Первым явился Рустичи. Поскольку это был близкий друг Леонардо, слова его имели особое значение. И он взвешивал их самым тщательным образом.
— Главное в Леопардовом картоне — кони, у тебя же главное — люди. Такого великолепия, которое создал Леонардо, еще никогда не бывало во всей батальной живописи. И мир еще не видел такой разительной силы, с какой ты написал человека. Синьория получит чертовски прекрасную стену.
Ридольфо Гирландайо — ему теперь было двадцать два года, и он обучался в мастерской Росселли — попросил разрешения срисовать картон. С бумагой и карандашами явился и девятнадцатилетний Андреа дель Сарто, недавно бросивший учение у ювелира и перешедший в живописную мастерскую Пьеро ди Козимо. Двадцатичетырехлетнего племянника, обучавшегося у Перуджино, привел Антонио Сангалло. Вместе с Таддео Таддеи, тем самым, который заказал Микеланджело второе тондо, пришел Рафаэль Санцио, юноша двадцати одного года, тоже бывший ученик Перуджино.
Рафаэль Санцио понравился Микеланджело с первого взгляда. У молодого человека было выразительное патрицианское лицо с большими нежными и внимательными глазами, полные, твердого очерка, губы, длинные, пышные красиво расчесанные волосы — та же изысканность, что и у Леонардо, проступала в этом лице, и вместе с тем, несмотря на молочную белизну кожи, оно было мужественно.

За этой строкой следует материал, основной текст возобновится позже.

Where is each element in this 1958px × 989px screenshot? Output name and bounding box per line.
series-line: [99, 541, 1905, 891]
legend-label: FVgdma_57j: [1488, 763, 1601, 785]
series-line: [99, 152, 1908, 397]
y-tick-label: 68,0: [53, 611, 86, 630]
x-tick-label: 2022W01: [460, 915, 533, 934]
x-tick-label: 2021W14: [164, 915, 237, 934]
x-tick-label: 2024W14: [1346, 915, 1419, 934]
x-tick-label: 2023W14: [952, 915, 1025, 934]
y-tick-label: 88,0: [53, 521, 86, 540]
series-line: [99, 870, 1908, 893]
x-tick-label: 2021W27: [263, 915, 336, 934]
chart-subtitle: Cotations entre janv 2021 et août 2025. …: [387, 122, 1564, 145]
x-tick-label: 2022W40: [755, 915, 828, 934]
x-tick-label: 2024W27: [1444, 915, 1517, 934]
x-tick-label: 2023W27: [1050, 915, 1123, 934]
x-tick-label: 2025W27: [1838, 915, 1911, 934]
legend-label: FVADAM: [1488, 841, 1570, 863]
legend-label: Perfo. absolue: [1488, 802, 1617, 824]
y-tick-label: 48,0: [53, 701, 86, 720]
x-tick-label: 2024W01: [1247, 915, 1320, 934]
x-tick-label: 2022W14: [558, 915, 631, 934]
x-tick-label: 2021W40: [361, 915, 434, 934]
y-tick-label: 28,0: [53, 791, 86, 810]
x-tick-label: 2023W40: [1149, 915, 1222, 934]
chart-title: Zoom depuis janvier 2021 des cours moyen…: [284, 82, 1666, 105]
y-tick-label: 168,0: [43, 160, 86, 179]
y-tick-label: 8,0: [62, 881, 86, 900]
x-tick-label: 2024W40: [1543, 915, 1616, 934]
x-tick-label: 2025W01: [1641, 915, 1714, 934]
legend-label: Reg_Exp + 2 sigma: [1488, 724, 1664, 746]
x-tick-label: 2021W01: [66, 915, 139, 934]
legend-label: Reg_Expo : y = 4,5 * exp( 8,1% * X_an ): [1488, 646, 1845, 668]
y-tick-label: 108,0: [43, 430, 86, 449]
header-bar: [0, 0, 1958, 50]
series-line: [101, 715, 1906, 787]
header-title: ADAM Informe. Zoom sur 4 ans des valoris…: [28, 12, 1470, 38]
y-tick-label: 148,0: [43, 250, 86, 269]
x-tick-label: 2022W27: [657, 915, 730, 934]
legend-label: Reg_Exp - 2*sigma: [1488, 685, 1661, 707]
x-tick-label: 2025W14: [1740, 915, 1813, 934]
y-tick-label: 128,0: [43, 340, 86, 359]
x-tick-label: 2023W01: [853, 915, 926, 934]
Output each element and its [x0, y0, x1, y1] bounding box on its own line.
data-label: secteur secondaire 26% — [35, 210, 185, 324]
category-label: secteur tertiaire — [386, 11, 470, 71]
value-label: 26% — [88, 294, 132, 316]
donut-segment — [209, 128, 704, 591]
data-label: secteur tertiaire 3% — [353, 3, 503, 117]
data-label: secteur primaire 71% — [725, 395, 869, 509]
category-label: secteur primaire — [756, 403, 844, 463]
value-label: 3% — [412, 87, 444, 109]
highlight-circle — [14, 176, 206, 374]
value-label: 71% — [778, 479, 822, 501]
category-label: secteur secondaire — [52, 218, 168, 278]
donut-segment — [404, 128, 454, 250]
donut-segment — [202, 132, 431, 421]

Держался юноша с видом неподдельной сердечности. В сильных и красивых чертах его лица чувствовалась уверенность, но не было и тени высокомерия. Одет он был с таким же изяществом, как и Леонардо — белая рубашка с кружевным воротником, яркий цветной плащ, со вкусом выбранный берет, но никаких драгоценных украшений или запаха духов. Красота юноши, спокойная его манера говорить, его богатое платье не вызывали у Микеланджело ощущения собственной уродливости и ничтожества, какое он всегда испытывал при встречах с Леонардо.
Рафаэль принялся сосредоточенно рассматривать картон и умолкнул почти на весь вечер. Лишь когда уже стало темно, он подошел к Микеланджело и без малейшего оттенка лести произнес:
— Ваша работа заставляет взглянуть на живопись совсем по-иному. Мне придется начать все-все заново. Даже того, что я усвоил у Леонардо, сейчас будет мне мало.
В глазах его, обращенных к Микеланджело, был не столько восторг, сколько недоумение, словно бы он хотел сказать, что все, увиденное им, создано не руками Микеланджело, а какой-то сторонней, внешней силой.
Рафаэль спросил, может ли он принести сюда свои инструменты из мастерской Перуджино и поработать у картона. Совсем покинул Перуджино и юный Себастьяно да Сангалло — он погрузился в изучение Микеланджеловых воинов, штудируя их движения, формы, мускулатуру, одновременно он, с большими для себя муками, набрасывал трактат, в котором разбирался вопрос о том, почему Микеланджело избрал для своих фигур столь трудные ракурсы и положения. Отнюдь не желая того, а может, и желая, Микеланджело увидел, что он возглавляет целую школу молодых одаренных художников.
Неожиданно навестил мастерскую Аньоло Дони — теперь он усиленно распространял слух, что именно под его влиянием Микеланджело встал на путь художника-живописца. Разве Микеланджело не твердил постоянно, что он непричастен к живописи? И разве не он, Дони, в свое время понял, что только его вера в талант Микеланджело побудит скульптора встать на путь живописца, суля ослепительные успехи? Басня выглядела правдоподобно. И поскольку кое-кто принял ее за чистую монету, Дони становился одним из признанных знатоков искусства во Флоренции.
Теперь, явившись в палату при больнице Красильщиков, он предложил Микеланджело, чтобы тот написал его портрет, а также портрет его жены.
— Этот заказ, — горделиво добавил он, — сделает тебя портретистом.
Самоуверенность Дони забавляла Микеланджело. Но по существу купец был прав. Действительно, он втянул Микеланджело в работу над «Святым Семейством». И если бы Микеланджело не почувствовал тогда вкуса к кистям и краскам, он до сих пор считал бы живопись чуждой для себя, отвергая всякую возможность к ней приобщиться. Но к портретам он пока не имеет отношения!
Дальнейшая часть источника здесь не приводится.